Table 9 Virtual screening results (id 1v–11v)
Table 10 Modifications of 1,2,3,4-tetrahydroisoquinoline id 10v
Table 11 Modifications of compound id 25v
Table 12 Modifications of the 1,2-dihydroisoquinoline id 29v (introduction of fluorine substituents and modification of the urea moiety)
Table 13 Modifications of the 1,2-dihydroisoquinoline id 29v (variation of the urea phenyl substituents)
Table 14 Modifications of the (3,4-difluorophenyl)urea id 44v (variation of the isoquinoline aryl substituent)

Finally a cautionary note should be included dealing with the biological activity scales. While the data from the experimental and virtual studies has been recorded with the same units it must be noted that the predicted activities produced by the virtual model are significantly higher. It would be truly remarkable if the model was able to accurately predict such activities quantitatively but this is unlikely. The synthesis and study of these compounds would be required to truly validate the virtual model and as such is a worthy pursuit but this is outside the scope of this present paper. It must therefore be noted that the virtual screening study acts only as an aid in proposing structural modifications to assist ongoing SAR studies. The high biological activities predicted are only indicative of which structures should be targeted for synthesis on the basis that they meet or approach the optimal values for the chosen descriptors for the given model.

Conclusion

In the present study seven descriptors (namely LUMO energy, PSAr, ClogP and four topological descriptors: Ki3, KiInf2, ChiCl4, Xu3) were found to be important for describing biological activity of potent MCH receptor antagonists. The seven-descriptor set contains electronic, topological and physicochemical information about molecules, and describes and models successfully the binding affinity of these small molecules.

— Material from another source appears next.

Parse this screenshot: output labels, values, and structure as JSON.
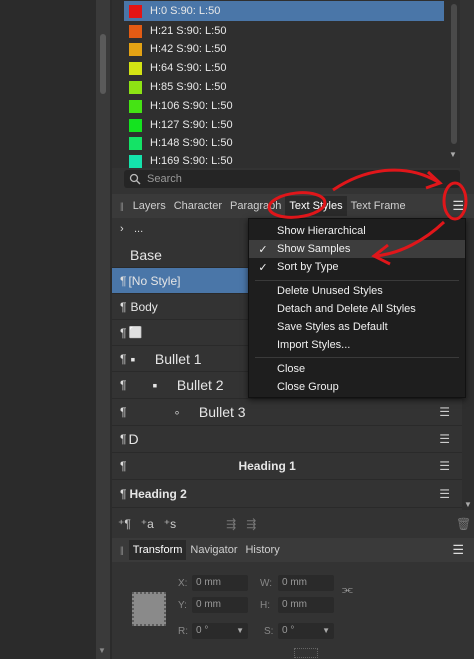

An SVM classifier was developed based on the partition of the initial dataset into training and validation compounds. The SVM model was then used to classify novel compounds that were derived by inducing structural modification to the initial compounds of the database. Biological activities of novel compounds were estimated by the produced MLR model. The detailed validation procedure that was followed (separation of the data into two independent sets, cross-validation, Y-randomization) illustrated the accuracy and robustness of the produced model not only by calculating its fitness on the training data, but also by testing its predicting ability. The applicability domain served as a valuable tool to filter out “dissimilar” compounds.

Due to its predictive ability, the proposed model could be a useful aid to the costly and time consuming experiments for determining binding affinity of the MCH receptor antagonists.